Archivo diario: 05/06/2010

La espera (y 2)


(Viene de aquí.)

#RELATO: Iván reiría como siempre que ocurre algo inesperado, pero no quiere espantar a la mosca que se entretiene en las gotas de sudor de su frente. Empieza a echar lentamente su peso hacia delante para apoyar en el suelo las patas delanteras de la silla, poniendo cuidado en no mover la cabeza. Las tablas del suelo chirrían.

-¿Te ha vuelto el periodo? –pregunta Aleksei, sin levantar su palma de la mano izquierda de Yulia, que agarra todavía el muslo de pollo–. Hueles a hembra.

Yulia afloja la presión sobre el muslo de pollo; sus dedos brillan de grasa a la luz de la única bombilla. Asiente, con la mirada clavada en la mesa de roble, de un modo casi imperceptible.

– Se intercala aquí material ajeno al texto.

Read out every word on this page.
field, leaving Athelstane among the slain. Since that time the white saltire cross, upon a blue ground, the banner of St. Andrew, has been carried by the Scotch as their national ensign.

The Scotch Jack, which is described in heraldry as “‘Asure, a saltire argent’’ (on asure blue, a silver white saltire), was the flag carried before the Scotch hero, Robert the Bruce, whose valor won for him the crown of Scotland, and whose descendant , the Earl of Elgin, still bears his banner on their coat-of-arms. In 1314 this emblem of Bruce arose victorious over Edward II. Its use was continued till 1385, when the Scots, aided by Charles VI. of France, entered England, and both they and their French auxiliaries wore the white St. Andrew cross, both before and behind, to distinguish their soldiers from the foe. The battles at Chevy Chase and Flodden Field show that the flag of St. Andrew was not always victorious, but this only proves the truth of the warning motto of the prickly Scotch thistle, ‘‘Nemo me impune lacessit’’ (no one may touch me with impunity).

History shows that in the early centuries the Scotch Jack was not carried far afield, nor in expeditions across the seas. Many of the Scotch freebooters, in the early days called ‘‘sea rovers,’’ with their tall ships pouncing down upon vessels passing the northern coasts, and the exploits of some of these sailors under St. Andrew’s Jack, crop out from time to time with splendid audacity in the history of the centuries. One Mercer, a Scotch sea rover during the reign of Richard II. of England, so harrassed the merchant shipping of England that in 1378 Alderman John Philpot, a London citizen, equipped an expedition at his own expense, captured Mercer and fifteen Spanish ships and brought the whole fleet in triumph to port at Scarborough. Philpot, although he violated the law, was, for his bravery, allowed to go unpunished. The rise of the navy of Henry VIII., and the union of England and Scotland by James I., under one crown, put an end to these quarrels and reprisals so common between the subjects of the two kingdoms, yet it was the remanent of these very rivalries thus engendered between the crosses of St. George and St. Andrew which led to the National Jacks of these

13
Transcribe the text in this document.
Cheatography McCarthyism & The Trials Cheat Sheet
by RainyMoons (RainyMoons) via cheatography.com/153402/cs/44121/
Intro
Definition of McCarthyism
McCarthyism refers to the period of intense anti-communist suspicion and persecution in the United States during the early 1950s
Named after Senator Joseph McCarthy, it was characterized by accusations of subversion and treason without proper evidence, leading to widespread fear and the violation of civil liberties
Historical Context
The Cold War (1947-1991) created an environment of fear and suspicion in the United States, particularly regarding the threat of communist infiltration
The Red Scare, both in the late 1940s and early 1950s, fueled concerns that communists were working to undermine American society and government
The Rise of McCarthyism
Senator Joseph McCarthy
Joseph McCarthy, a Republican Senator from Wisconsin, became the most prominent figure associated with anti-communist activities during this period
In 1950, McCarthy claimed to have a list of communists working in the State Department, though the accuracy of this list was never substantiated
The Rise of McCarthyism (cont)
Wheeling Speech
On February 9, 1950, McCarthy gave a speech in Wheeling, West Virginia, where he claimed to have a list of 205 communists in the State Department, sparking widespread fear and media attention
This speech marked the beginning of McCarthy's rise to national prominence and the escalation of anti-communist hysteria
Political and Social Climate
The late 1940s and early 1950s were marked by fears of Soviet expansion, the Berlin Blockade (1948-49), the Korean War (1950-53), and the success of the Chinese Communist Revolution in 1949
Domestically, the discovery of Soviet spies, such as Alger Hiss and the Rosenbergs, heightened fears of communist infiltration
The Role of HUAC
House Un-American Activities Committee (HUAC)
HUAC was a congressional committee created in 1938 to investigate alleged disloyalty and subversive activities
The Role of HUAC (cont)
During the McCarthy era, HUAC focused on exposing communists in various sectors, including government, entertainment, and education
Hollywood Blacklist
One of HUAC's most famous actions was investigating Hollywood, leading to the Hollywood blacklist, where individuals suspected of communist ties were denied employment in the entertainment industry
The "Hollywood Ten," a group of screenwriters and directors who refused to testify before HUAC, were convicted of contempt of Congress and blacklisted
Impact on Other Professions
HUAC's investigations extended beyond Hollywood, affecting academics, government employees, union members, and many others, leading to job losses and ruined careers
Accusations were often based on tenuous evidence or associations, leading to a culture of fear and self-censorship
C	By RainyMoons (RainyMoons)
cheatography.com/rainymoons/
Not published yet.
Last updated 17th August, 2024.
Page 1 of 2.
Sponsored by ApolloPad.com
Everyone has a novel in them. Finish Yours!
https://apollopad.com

Restalla el golpe de la mano derecha de Iván contra su propia frente. Ahora sí ríe, cuando observa en la palma de su mano el pequeño amasijo de patas, alas y líquido verde. Escrita aquí, la acción “Iván deja de reír y se lame la palma de la mano derecha” parecerá extraña. Pero a Iván no se lo parece, y eso es justo lo que hace.

Yulia vuelve a sostener su cabeza con ambas manos, acodada sobre la mesa y sin dejar de mirarla. Aleksei cruza la Sala andando a la manera de Aleksei y se detiene de cara a la estufa. Contempla el resplandor de las brasas a través de la rejilla de chapa. Por un momento, el viento trae el ruido de las olas.

-Vuelve a los campos. Iván se te unirá enseguida –dice sin girarse–. Necesitaremos víveres cuando la comunidad crezca.

Sin hacer el mínimo gesto de haber escuchado nada, Yulia echa hacia atrás su silla, se levanta y se dirige con pasos lentos hacia el perchero que está junto a la puerta. Las tablas del suelo chirrían. Tarda en ponerse la ropa de abrigo y creo que le parece, por primera vez, una tarea complicada. Cuando oye la puerta a su espalda, Aleksei enciende el transistor que está sobre una balda a la derecha de la estufa. Sólo Aleksei puede tocarlo, aunque se trata de una prevención inútil porque sólo Aleksei entiende la emisora finlandesa que se sintoniza.

…y como en los últimos años, se repite la escena de los manifestantes nostálgicos en la Plaza Roja de Moscú. Ante la indiferencia de los cuerpos de seguridad de la  Federación Rusa, las viejas banderas de la URSS y las efigies de los líderes soviéticos desfilan en un nuevo aniversario de la Revolución de Octubre. Tras la ilegalización del Partido Comunista y con el rublo bajo mínimos históricos…

-Ésta tampoco nos servirá, Iván –dice Aleksei sin girarse, sobre el ruido de fondo del transistor–. Ve. Y entiérrala junto a las otras.

Iván sonríe hacia Aleksei, que no le mira. Agarra el muslo de pollo y le da el primer mordisco mientras camina hacia la puerta. “Frutos nuevos del hombre nuevo” repite para sí mismo, con la boca llena.